192 CE, 22 mai 1992, req. n° 69903 et 69904
193 L'article 155 du Code général des impôts
dispose : « I.-1. Lorsqu'une entreprise industrielle ou commerciale
étend son activité à des opérations dont les
résultats entrent dans la catégorie des bénéfices
de l'exploitation agricole ou dans celle des bénéfices des
professions non commerciales, il est tenu compte de ces résultats pour
la détermination des bénéfices industriels et commerciaux
à comprendre dans les bases de l'impôt sur le revenu.

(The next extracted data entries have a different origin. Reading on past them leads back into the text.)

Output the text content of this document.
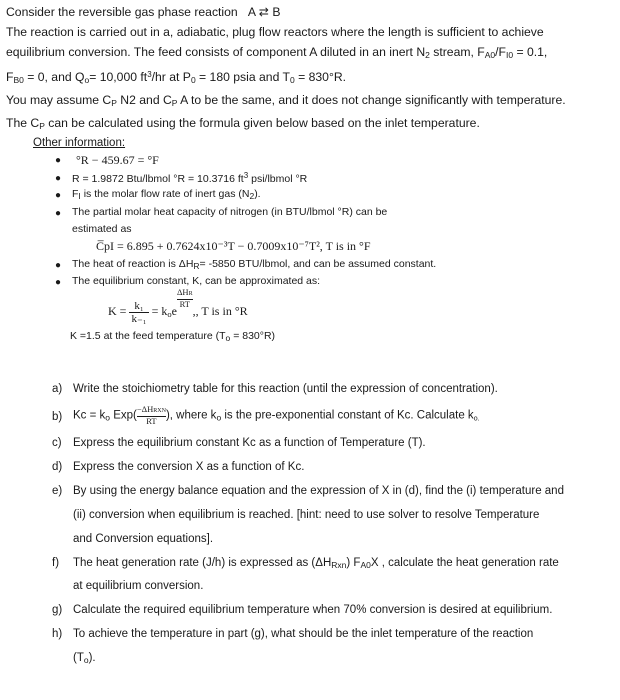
Consider the reversible gas phase reaction A ⇄ B
The reaction is carried out in a, adiabatic, plug flow reactors where the length is sufficient to achieve
equilibrium conversion. The feed consists of component A diluted in an inert $N_2$ stream, $F_{A0}/F_{I0} = 0.1$,
$F_{B0} = 0$, and $Q_o= 10,000$ $ft^3/hr$ at $P_0 = 180$ psia and $T_0 = 830^\circ R$.
You may assume $C_P$ N2 and $C_P$ A to be the same, and it does not change significantly with temperature.
The $C_P$ can be calculated using the formula given below based on the inlet temperature.
Other information:
● °R − 459.67 = °F
● R = 1.9872 Btu/lbmol °R = 10.3716 $ft^3$ psi/lbmol °R
● $F_I$ is the molar flow rate of inert gas $(N_2)$.
● The partial molar heat capacity of nitrogen (in BTU/lbmol °R) can be
estimated as
C̅pI = 6.895 + 0.7624x10⁻³T − 0.7009x10⁻⁷T², T is in °F
● The heat of reaction is $\Delta H_R= -5850$ BTU/lbmol, and can be assumed constant.
● The equilibrium constant, K, can be approximated as:
$K = \frac{\text{k₁}}{\text{k₋₁}} = k_oe$
$\frac{\text{ΔHR}}{RT}$
,, T is in °R
K =1.5 at the feed temperature $(T_o = 830^\circ R)$
a) Write the stoichiometry table for this reaction (until the expression of concentration).
b) $Kc = k_o$ $Exp( \frac{\text{−ΔHRXN}}{RT}$ ), where $k_o$ is the pre-exponential constant of Kc. Calculate $k_{o.}$
c) Express the equilibrium constant Kc as a function of Temperature (T).
d) Express the conversion X as a function of Kc.
e) By using the energy balance equation and the expression of X in (d), find the (i) temperature and
(ii) conversion when equilibrium is reached. [hint: need to use solver to resolve Temperature
and Conversion equations].
f) The heat generation rate (J/h) is expressed as $(\Delta H_{Rxn})$ $F_{A0}X$ , calculate the heat generation rate
at equilibrium conversion.
g) Calculate the required equilibrium temperature when 70% conversion is desired at equilibrium.
h) To achieve the temperature in part (g), what should be the inlet temperature of the reaction
$(T_o)$.
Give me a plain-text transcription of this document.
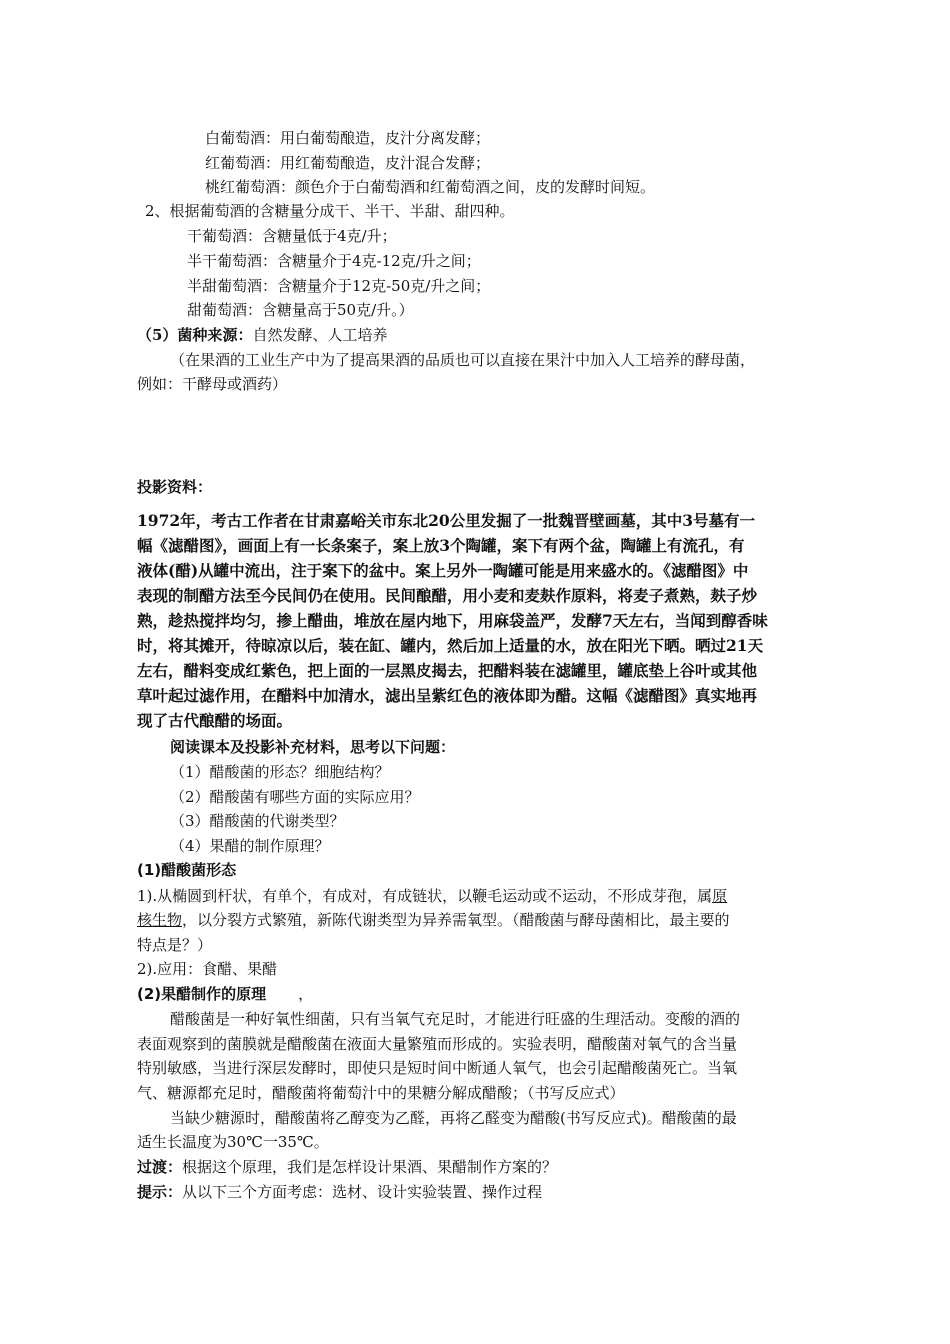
白葡萄酒：用白葡萄酿造，皮汁分离发酵；
红葡萄酒：用红葡萄酿造，皮汁混合发酵；
桃红葡萄酒：颜色介于白葡萄酒和红葡萄酒之间，皮的发酵时间短。
2、根据葡萄酒的含糖量分成干、半干、半甜、甜四种。
干葡萄酒：含糖量低于4克/升；
半干葡萄酒：含糖量介于4克-12克/升之间；
半甜葡萄酒：含糖量介于12克-50克/升之间；
甜葡萄酒：含糖量高于50克/升。）
（5）菌种来源：自然发酵、人工培养
（在果酒的工业生产中为了提高果酒的品质也可以直接在果汁中加入人工培养的酵母菌，
例如：干酵母或酒药）
投影资料：
1972年，考古工作者在甘肃嘉峪关市东北20公里发掘了一批魏晋壁画墓，其中3号墓有一
幅《滤醋图》，画面上有一长条案子，案上放3个陶罐，案下有两个盆，陶罐上有流孔，有
液体(醋)从罐中流出，注于案下的盆中。案上另外一陶罐可能是用来盛水的。《滤醋图》中
表现的制醋方法至今民间仍在使用。民间酿醋，用小麦和麦麸作原料，将麦子煮熟，麸子炒
熟，趁热搅拌均匀，掺上醋曲，堆放在屋内地下，用麻袋盖严，发酵7天左右，当闻到醇香味
时，将其摊开，待晾凉以后，装在缸、罐内，然后加上适量的水，放在阳光下晒。晒过21天
左右，醋料变成红紫色，把上面的一层黑皮揭去，把醋料装在滤罐里，罐底垫上谷叶或其他
草叶起过滤作用，在醋料中加清水，滤出呈紫红色的液体即为醋。这幅《滤醋图》真实地再
现了古代酿醋的场面。
阅读课本及投影补充材料，思考以下问题：
（1）醋酸菌的形态？细胞结构？
（2）醋酸菌有哪些方面的实际应用？
（3）醋酸菌的代谢类型？
（4）果醋的制作原理？
(1)醋酸菌形态
1).从椭圆到杆状，有单个，有成对，有成链状，以鞭毛运动或不运动，不形成芽孢，属原
核生物，以分裂方式繁殖，新陈代谢类型为异养需氧型。（醋酸菌与酵母菌相比，最主要的
特点是？）
2).应用：食醋、果醋
(2)果醋制作的原理 ，
醋酸菌是一种好氧性细菌，只有当氧气充足时，才能进行旺盛的生理活动。变酸的酒的
表面观察到的菌膜就是醋酸菌在液面大量繁殖而形成的。实验表明，醋酸菌对氧气的含当量
特别敏感，当进行深层发酵时，即使只是短时间中断通人氧气，也会引起醋酸菌死亡。当氧
气、糖源都充足时，醋酸菌将葡萄汁中的果糖分解成醋酸；（书写反应式）
当缺少糖源时，醋酸菌将乙醇变为乙醛，再将乙醛变为醋酸(书写反应式)。醋酸菌的最
适生长温度为30℃一35℃。
过渡：根据这个原理，我们是怎样设计果酒、果醋制作方案的？
提示：从以下三个方面考虑：选材、设计实验装置、操作过程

2. Lorsqu'un titulaire de bénéfices non
commerciaux étend son activité à des opérations
dont les résultats entrent dans la catégorie des
bénéfices de l'exploitation agricole ou dans celle des
bénéfices industriels et commerciaux, il est tenu compte de ces
résultats pour la détermination des bénéfices non
commerciaux à comprendre dans les bases de l'impôt sur le revenu.
»
194 C. BERGERES, « Une arme silencieuse du fisc : la
disqualification des bénéfices non commerciaux ou des
bénéfices agricoles en bénéfices industriels ou
commerciaux», La Semaine Juridique Entreprise et Affaires n° 3,
15 Janvier 1987, 14842
195Tribunal Administratif de Clermont-Ferrand, 1re
ch., 21 oct. 2010, n° 090640, M. et Mme Petit, RJF 6/2011, n° 702.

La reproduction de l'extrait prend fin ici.